Teca 2

Anche il bibliotecario Faustino Curlo (1867-1935) collaborò al buon esito della vicenda legata al recupero dei manoscritti musicali a completamento della Raccolta Foà.

Nato a Torino da una nobile famiglia di ascendenze genovesi, prese servizio nel 1898 presso la Biblioteca Nazionale di Palermo per poi essere trasferito, nello stesso anno, alla Nazionale di Torino, dove svolse quasi tutta la sua carriera. Alla morte di Torri, ebbe l’incarico di direttore reggente per alcuni mesi, sino all’insediamento di Gino Tamburini.

Dopo l’incendio del 1904, che devastò la Biblioteca nell’allora sede di via Po, Curlo collaborò al recupero di numerosissimi manoscritti.
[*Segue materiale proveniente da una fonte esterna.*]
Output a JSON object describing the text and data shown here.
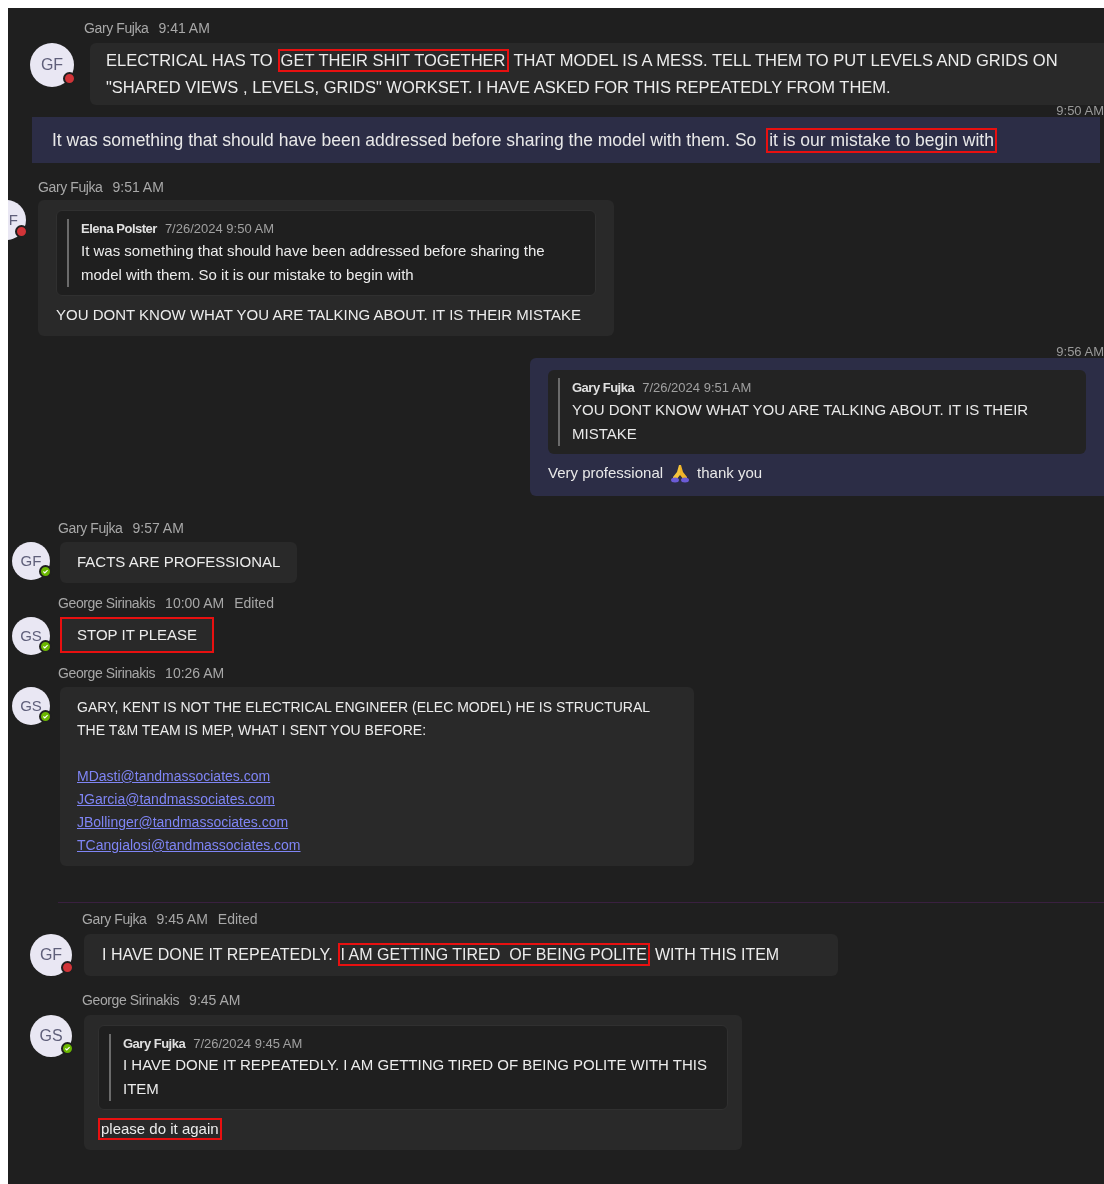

Sin dal 1927 egli ipotizzò che i codici entrati con Foà fossero «giunti nelle mani del marchese Marcello, ultimo possessore dei medesimi, in una porzione che rappresenta[va] soltanto una parte del cospicuo fondo già appartenuto al magnifico Giacomo Durazzo ambasciatore a Venezia» (si veda la relazione della missione a Genova qui esposta). Dopo alcune verifiche nella «arruffata genealogia degli attuali marchesi Durazzo», egli congetturò – correttamente – che uno dei possibili possessori potesse essere Giuseppe Maria V. Presi i contatti con costui già nel 1927, Curlo riuscì ad ottenere, nel 1930, la disponibilità ad alienare la raccolta poi acquistata da Filippo Giordano e da questi donata alla Biblioteca Nazionale di Torino con l’impegno che fosse intitolata al figlio Renzo, morto in giovane età.